À semelhança de tantas outras situações, o diagnóstico precoce da disfunção tiroideia, nomeadamente em populações de risco poderá contribuir para um tratamento mais atempado, principalmente as mulheres em idade fértil devido ao risco fetal da disfunção tiroideia materna durante a gravidez.
Principais doenças da tiróide
As doenças da tiróide podem traduzir-se por alterações funcionais ou morfológicas e os distúrbios da função tiroideia podem envolver um acréscimo de função (Hipertiroidismo) ou uma diminuição da mesma (Hipotiroidismo).
As disfunções tiroideias, numa fase inicial, podem ser subclínicas, ou seja, a hormona reguladora da tiróide – a TSH- está alterada mas os níveis sanguíneos das hormonas tiroideias são ainda normais. Assim, o hipotiroidismo subclínico, que se traduz apenas por uma TSH aumentada, é a forma mais prevalente de disfunção tiroideia, podendo atingir cerca de 8 a 9% da população. “Já o hipotiroidismo subclínico poderá ter um risco anual de evolução para uma forma clínica de 3%”, refere o especialista, acrescentando que, “a Tiroidite auto-imune é a principal causa de disfunção tiroideia podendo ter uma prevalência superior a 10%, em particular no sexo feminino”.
Já do ponto de vista morfológico, diz Luís Raposo, “podemos considerar o bócio difuso -a alteração morfológica mais frequente - e o bócio nodular.”
A prevalência de nódulos da tiróide palpáveis, na população, poderá atingir 3 a 7% mas a prevalência ecográfica de nódulos da tiróide é muito superior (20 a 76%). Contudo, “apesar da elevada prevalência, a maior parte dos nódulos da tiróide são benignos, cerca de 95%”, refere Luís Raposo.
O cancro da tiróide é o tumor endócrino mais frequente (> 90%), mas apenas contribui para cerca de 1% de todos os cancros em Portugal.
Dados estatísticos
Segundo os dados do Observatório Europeu do Cancro (ECO), no ano de 2012, Portugal apresentou uma incidência anual (novos casos) de cancro da tiróide de 4.4 casos por 100,000 (6.4 no sexo feminino e 2.2 no sexo masculino por 100,000) e uma mortalidade de 0,5%. Para além disso, os dados disponíveis em Portugal sugerem um aumento da sua incidência, acompanhando a tendência na Europa e no mundo. Este aumento, conta Luis Raposo “tem ocorrido sobretudo à custa dos carcinomas de menor diâmetro, com muito baixo risco, mas a grande maioria dos doentes com cancro da tiróide tem um bom prognóstico”.

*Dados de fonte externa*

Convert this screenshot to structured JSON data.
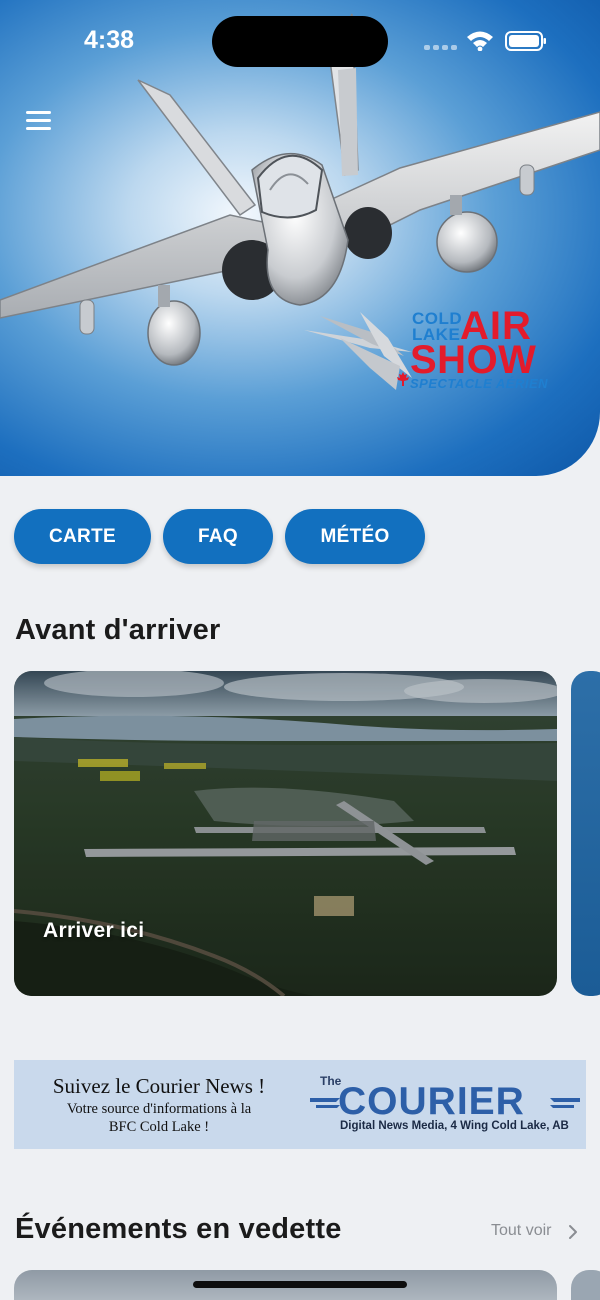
{
  "status_bar": {
    "time": "4:38"
  },
  "hero": {
    "logo": {
      "cold": "COLD",
      "lake": "LAKE",
      "air": "AIR",
      "show": "SHOW",
      "spectacle": "SPECTACLE AÉRIEN"
    }
  },
  "quick_links": [
    {
      "label": "CARTE"
    },
    {
      "label": "FAQ"
    },
    {
      "label": "MÉTÉO"
    }
  ],
  "before_arriving": {
    "title": "Avant d'arriver",
    "cards": [
      {
        "label": "Arriver ici"
      }
    ]
  },
  "ad_banner": {
    "line1": "Suivez le Courier News !",
    "line2": "Votre source d'informations à la",
    "line3": "BFC Cold Lake !",
    "the": "The",
    "brand": "COURIER",
    "tagline": "Digital News Media, 4 Wing Cold Lake, AB"
  },
  "featured_events": {
    "title": "Événements en vedette",
    "see_all": "Tout voir"
  },
  "colors": {
    "primary": "#1270bf",
    "logo_red": "#e31b2b",
    "logo_blue": "#1f7fd0",
    "background": "#eef0f3"
  },
  "icons": [
    "menu-icon",
    "wifi-icon",
    "battery-icon",
    "signal-icon",
    "chevron-right-icon"
  ]
}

Já a prevalência do cancro da tiróide apresenta variações geográficas: maior no Norte, menor no Sul e intermédia no Centro de Portugal. Na opinião do responsável, “estas diferenças poderão dever-se, em parte, a assimetrias no acesso a consultas de especialidade e a exames de diagnóstico (nomeadamente a citologia aspirativa) e diferenças de critérios na indicação para a citologia dos nódulos da tiróide e para a cirurgia do bócio multinodular simples”.

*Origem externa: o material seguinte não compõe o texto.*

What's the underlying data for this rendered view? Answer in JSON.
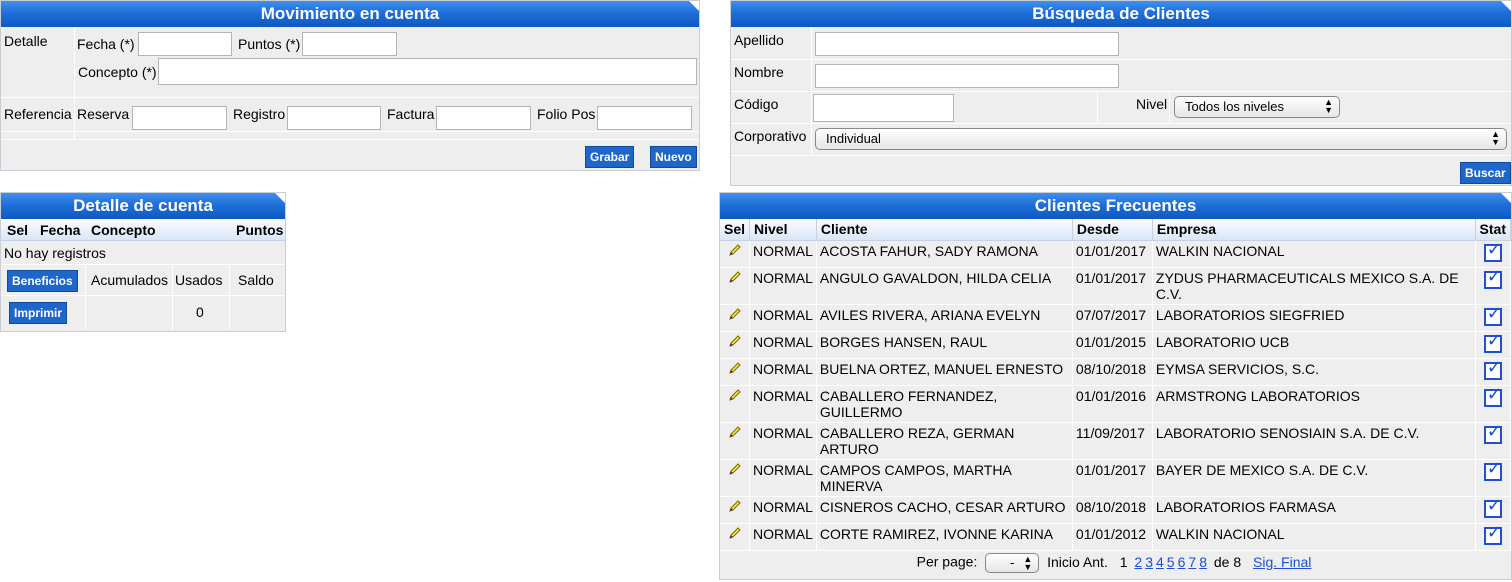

Dada a falta de dados estatísticos em Portugal que possam orientar os profissionais e instituições de saúde, Luís Raposo explica ao Atlas da Saúde, que “o Grupo de Estudo da Tiróide (GET) tem actualmente em curso um projecto para a avaliação da prevalência nacional da disfunção tiroideia e da tiroidite auto-imune e pretende realizar em breve estudo de prevalência ecográfica de nódulos da tiróide na região Norte”. Para além dos referidos estudos, o GET propõe-se, em breve, analisar os dados disponíveis dos Registos Oncológicos Regionais com o objectivo de avaliar tendências na evolução da incidência do cancro da tiróide em Portugal.